Personal anecdote: Part of the reason, if I’m to be honest with myself, for my move from nuclear weapons risk research to AI strategy/governance is that it became increasingly socially difficult to be an EA working on nuclear risk. (In my sphere, at least.) Many of my conversations with other EAs, even in non-work situations and even with me trying avoid this conversation area, turned into me having to defend my not focusing on AI risk, on pain of being seen as “not getting it”.
I don’t think that observing lots of condemnation and little support is all that much evidence for the premise you take as given—that SBF’s actions were near-universally condemned by the EA community—compared to meaningfully different hypotheses like “50% of EAs condemned SBF’s actions.”
There was, and still is, a strong incentive to hide any opinion other than condemnation (e.g., support, genuine uncertainty) over SBF’s fraud-for-good ideology, out of legitimate fear of becoming a witch-hunt victim. By the law of prevalence, I therefore expect the number of EAs who don’t fully condemn SBF’s actions to be far greater than the number who publicly express opinions other than full condemnation.

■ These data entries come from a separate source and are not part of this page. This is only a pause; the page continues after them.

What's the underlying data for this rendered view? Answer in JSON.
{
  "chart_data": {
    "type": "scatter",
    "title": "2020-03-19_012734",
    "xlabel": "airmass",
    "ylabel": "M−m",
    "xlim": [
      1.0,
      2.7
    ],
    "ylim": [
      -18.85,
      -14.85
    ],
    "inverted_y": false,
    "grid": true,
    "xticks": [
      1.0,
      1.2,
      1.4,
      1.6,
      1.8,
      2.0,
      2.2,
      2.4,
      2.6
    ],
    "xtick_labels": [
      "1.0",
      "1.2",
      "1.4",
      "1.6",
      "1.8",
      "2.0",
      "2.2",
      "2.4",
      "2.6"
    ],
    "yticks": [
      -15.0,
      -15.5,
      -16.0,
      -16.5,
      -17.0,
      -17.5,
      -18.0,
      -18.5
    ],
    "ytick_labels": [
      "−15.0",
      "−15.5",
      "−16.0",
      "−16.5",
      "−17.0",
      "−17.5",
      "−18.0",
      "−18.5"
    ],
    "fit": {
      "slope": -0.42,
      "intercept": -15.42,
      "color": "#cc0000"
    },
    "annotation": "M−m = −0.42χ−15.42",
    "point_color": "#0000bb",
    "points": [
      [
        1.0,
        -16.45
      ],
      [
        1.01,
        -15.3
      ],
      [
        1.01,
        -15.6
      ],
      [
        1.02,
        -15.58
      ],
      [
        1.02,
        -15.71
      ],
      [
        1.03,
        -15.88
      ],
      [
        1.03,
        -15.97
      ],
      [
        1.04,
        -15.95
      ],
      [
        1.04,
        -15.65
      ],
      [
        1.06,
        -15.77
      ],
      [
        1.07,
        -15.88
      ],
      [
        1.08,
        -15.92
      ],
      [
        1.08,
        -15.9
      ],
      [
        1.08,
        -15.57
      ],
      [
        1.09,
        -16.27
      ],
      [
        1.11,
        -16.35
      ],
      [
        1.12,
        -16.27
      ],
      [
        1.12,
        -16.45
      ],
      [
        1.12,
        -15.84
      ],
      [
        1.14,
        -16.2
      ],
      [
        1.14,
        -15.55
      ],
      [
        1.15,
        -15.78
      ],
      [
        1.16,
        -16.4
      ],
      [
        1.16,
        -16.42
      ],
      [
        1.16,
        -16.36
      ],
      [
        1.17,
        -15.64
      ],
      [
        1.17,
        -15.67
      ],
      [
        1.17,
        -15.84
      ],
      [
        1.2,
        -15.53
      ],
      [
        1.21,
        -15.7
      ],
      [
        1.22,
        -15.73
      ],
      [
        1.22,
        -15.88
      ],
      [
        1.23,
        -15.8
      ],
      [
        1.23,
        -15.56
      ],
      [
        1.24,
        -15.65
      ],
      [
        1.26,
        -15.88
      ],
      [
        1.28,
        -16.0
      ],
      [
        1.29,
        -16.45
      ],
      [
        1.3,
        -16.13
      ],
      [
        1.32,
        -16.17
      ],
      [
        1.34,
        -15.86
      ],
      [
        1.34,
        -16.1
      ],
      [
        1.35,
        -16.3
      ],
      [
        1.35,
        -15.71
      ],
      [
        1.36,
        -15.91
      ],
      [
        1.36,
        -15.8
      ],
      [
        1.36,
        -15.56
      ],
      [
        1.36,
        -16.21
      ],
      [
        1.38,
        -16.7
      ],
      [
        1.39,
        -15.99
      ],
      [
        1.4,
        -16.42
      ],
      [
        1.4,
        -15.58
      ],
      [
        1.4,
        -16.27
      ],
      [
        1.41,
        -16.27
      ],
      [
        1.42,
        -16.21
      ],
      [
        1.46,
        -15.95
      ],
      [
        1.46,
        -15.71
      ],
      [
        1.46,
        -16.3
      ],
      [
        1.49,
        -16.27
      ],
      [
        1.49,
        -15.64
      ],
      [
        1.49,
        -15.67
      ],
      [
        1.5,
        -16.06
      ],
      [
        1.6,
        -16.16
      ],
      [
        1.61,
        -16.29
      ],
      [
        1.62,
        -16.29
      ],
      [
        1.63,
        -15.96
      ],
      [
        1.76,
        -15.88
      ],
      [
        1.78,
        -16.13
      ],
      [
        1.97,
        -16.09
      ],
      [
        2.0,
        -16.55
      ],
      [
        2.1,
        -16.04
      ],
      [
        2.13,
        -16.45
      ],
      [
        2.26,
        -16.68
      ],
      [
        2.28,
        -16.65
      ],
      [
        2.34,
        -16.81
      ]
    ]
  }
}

(Note: I’m focusing on the morality of SBF’s actions, and not on executional incompetence.)
Anecdotally, of the EAs I’ve spoken to about the FTX collapse with whom I’m close—and who therefore have less incentive to hide what they truly believe from me—I’d say that between a third and a half fall into the genuinely uncertain camp (on the moral question of fraud for good causes), while the number in the support camp is small but not zero.[1]
And of those in my sample in the condemn camp, by far the most commonly-cited reason is timeless decision theory / pre-committing to cooperative actions, which I don’t think is the kind of reason one jumps to when one hears that EAs condemn fraud for good-type thinking.